“And well, I remember it! Her standing in the high ceilinged drawing room of the old New York home, and saying, ‘Well, Terry, if you make me choose, I can do only one thing. I cannot evade duty. My brother may not last a year—’ and I turned and went—
“And the next day I wrote her, but I had no answer. And that was the end of it, and of everything, and you see, now, why I can’t—meet her.”
“Why did you change your name!” I asked. I am too dull to say the appropriate thing, so I usually ask or say what I really want to.
“An Uncle wanted to adopt me . . . . He was a lonely old chap; I had no one, and I thought he was mighty pathetic, until he died and left me a more than fair sized fortune, (A great thing to have, Jane, by the way, if you’ve a fancy for writing books!) and then, well I thought he was a humbug, but I was grateful, and I have been ever since—”

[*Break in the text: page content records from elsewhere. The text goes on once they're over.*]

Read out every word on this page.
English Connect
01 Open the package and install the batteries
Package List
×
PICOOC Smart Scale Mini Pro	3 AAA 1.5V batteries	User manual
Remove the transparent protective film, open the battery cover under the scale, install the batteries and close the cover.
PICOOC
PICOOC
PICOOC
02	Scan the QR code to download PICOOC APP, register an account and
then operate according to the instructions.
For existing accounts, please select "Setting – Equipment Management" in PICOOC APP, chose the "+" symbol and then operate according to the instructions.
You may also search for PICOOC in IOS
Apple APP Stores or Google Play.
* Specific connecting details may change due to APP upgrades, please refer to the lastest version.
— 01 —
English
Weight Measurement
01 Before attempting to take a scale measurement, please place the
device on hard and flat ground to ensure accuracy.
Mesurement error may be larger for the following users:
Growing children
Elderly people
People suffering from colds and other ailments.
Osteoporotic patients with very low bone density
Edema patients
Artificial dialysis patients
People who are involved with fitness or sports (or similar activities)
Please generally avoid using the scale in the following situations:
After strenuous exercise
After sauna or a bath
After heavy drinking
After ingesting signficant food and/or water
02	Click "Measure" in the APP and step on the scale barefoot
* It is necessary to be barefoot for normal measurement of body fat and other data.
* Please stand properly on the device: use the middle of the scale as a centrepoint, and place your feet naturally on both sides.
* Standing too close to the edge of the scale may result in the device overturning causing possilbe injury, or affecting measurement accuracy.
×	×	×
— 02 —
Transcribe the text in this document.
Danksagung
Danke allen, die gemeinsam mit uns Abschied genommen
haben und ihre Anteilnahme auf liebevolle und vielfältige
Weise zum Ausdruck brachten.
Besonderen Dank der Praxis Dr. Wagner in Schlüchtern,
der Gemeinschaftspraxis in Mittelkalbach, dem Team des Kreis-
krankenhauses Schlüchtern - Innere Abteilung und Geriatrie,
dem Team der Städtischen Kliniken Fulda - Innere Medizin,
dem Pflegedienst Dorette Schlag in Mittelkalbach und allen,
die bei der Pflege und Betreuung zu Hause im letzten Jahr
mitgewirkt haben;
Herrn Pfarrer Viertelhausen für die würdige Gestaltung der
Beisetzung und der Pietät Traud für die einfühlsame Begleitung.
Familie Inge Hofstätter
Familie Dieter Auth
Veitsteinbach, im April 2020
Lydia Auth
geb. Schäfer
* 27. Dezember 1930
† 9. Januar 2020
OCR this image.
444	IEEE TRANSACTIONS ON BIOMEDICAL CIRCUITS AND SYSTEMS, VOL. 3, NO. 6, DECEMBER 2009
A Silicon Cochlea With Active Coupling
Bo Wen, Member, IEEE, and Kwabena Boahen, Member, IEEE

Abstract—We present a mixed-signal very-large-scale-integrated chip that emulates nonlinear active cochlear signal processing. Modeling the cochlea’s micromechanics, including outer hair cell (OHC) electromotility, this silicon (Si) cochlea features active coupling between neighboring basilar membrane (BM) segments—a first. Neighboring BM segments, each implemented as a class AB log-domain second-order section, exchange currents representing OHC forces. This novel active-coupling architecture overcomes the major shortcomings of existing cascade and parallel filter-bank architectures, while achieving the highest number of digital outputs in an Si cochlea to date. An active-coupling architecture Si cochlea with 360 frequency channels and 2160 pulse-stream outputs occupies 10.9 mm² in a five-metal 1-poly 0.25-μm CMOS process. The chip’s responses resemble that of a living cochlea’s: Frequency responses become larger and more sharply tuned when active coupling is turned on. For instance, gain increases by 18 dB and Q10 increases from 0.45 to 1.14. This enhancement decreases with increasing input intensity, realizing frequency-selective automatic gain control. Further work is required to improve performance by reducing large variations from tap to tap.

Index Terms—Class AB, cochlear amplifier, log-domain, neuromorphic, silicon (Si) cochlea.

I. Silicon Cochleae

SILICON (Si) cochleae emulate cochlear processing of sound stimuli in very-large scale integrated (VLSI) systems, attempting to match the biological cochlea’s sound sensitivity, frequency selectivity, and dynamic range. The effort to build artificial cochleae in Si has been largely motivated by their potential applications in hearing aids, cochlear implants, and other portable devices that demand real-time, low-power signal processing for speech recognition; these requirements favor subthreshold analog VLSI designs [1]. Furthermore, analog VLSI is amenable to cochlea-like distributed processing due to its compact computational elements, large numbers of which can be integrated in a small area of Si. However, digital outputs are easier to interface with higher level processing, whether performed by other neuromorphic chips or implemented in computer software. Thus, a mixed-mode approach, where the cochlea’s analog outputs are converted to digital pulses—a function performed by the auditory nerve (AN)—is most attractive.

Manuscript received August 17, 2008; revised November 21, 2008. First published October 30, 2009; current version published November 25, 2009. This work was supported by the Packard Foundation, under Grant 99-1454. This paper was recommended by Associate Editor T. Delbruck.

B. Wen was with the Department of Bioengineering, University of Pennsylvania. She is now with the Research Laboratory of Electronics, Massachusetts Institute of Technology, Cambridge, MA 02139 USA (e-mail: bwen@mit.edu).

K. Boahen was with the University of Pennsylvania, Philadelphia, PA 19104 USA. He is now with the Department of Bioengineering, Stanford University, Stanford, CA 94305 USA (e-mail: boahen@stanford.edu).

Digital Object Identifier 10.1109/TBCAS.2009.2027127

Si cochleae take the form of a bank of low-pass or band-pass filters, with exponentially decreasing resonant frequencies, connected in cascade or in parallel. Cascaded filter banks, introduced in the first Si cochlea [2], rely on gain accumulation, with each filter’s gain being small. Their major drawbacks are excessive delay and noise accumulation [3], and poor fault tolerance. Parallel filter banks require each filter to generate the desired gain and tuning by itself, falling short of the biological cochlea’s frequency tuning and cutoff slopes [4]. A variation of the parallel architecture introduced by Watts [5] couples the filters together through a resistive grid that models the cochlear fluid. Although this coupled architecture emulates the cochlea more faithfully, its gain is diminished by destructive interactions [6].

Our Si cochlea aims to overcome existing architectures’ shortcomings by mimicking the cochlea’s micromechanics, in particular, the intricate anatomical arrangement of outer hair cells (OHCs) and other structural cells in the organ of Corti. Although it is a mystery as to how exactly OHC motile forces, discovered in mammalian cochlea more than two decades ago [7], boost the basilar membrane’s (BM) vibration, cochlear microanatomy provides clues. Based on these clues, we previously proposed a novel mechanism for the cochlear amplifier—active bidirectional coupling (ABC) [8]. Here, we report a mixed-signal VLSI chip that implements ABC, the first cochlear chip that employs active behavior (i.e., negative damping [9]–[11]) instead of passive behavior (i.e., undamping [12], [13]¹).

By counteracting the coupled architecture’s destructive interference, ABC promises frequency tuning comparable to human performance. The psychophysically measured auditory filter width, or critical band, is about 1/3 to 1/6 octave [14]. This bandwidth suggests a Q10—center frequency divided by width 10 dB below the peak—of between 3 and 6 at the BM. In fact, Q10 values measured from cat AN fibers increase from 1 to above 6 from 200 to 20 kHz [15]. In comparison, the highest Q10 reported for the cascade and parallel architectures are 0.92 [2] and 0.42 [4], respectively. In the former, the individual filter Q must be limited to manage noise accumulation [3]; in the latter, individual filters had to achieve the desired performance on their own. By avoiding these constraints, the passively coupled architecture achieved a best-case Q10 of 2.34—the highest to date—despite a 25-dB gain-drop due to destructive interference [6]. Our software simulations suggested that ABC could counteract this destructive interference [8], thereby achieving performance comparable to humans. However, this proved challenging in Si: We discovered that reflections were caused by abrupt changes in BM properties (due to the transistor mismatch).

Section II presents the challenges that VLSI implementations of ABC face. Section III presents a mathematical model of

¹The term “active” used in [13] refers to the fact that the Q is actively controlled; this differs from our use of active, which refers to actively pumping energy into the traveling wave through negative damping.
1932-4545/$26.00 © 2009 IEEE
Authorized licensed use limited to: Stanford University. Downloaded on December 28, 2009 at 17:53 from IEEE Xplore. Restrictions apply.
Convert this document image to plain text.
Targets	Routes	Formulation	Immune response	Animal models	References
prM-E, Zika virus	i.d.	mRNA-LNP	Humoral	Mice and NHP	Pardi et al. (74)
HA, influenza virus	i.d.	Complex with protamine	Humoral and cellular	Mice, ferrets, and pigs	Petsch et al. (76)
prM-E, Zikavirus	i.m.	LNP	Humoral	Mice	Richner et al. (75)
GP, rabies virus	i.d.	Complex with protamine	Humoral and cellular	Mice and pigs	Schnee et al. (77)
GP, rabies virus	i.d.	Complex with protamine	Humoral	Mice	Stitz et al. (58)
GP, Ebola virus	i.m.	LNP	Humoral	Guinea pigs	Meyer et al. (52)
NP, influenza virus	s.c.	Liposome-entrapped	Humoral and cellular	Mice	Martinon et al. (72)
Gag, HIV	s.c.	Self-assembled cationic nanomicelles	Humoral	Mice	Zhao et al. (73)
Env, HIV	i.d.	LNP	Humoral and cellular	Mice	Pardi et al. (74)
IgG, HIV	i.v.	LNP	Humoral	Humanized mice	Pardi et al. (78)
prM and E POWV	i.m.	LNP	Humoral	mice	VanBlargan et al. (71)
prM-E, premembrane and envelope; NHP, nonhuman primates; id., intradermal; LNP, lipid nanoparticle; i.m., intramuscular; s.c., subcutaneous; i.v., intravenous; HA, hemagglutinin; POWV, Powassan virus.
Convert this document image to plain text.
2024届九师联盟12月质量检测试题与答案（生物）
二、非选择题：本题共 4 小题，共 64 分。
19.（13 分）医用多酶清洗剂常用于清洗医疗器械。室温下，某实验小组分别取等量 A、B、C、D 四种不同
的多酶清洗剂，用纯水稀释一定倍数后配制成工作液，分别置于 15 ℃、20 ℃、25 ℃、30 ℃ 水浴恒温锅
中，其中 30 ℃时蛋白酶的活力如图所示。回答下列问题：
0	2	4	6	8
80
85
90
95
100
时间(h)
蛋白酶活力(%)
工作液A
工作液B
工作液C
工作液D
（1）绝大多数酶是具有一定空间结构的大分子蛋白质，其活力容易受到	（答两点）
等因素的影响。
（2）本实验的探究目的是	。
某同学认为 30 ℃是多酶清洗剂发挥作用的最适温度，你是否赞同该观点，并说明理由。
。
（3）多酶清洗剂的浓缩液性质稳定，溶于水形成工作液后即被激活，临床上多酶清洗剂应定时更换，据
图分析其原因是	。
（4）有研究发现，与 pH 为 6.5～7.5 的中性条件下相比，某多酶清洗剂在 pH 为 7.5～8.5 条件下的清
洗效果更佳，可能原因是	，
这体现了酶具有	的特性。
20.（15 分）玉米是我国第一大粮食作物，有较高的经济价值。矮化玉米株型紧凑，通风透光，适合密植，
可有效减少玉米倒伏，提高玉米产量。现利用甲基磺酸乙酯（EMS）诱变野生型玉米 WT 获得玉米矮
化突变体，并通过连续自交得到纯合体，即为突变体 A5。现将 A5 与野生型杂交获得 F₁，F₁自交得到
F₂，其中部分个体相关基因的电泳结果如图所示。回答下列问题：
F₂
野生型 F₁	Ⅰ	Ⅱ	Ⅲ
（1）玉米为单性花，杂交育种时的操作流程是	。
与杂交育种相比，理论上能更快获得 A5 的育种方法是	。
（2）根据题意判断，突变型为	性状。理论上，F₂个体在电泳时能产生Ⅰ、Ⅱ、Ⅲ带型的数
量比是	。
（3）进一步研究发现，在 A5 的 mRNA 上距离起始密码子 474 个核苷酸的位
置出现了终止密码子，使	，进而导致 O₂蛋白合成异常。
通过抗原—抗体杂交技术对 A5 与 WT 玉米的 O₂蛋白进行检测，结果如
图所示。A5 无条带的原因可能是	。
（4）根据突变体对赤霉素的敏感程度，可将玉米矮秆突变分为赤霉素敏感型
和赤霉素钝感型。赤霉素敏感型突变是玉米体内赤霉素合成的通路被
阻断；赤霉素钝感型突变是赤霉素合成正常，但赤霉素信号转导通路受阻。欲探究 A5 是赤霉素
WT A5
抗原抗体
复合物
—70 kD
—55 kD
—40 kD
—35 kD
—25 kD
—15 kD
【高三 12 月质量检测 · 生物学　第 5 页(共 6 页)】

He stood up and smiled down at me. No one who hadn’t known him for long would have thought his smile stiff, or forced, but I knew that it was.
“But are you over caring for her?” I asked. “I didn’t know if it were very real, that it would change—”
“I am not,” he answered, “what you term ‘over it,’ and there is no changing for me, but for my peace I think less of it and of the hopes that the boy named Terrence O’Gilvey sent up to his gods.”
Then, Viola and Sam came wandering back to stand on the upper terrace uncertainly, and Mr. Wake called to them.
“Come on down,” he said, “we’re ready for our tea—”
And then a maid who wore a scarlet waist, and a black skirt with scarlet bands around it, a little white cap on her head, and a Roman striped scarf around her waist, came toward us with a big tray which she set on a table that Sam brought up.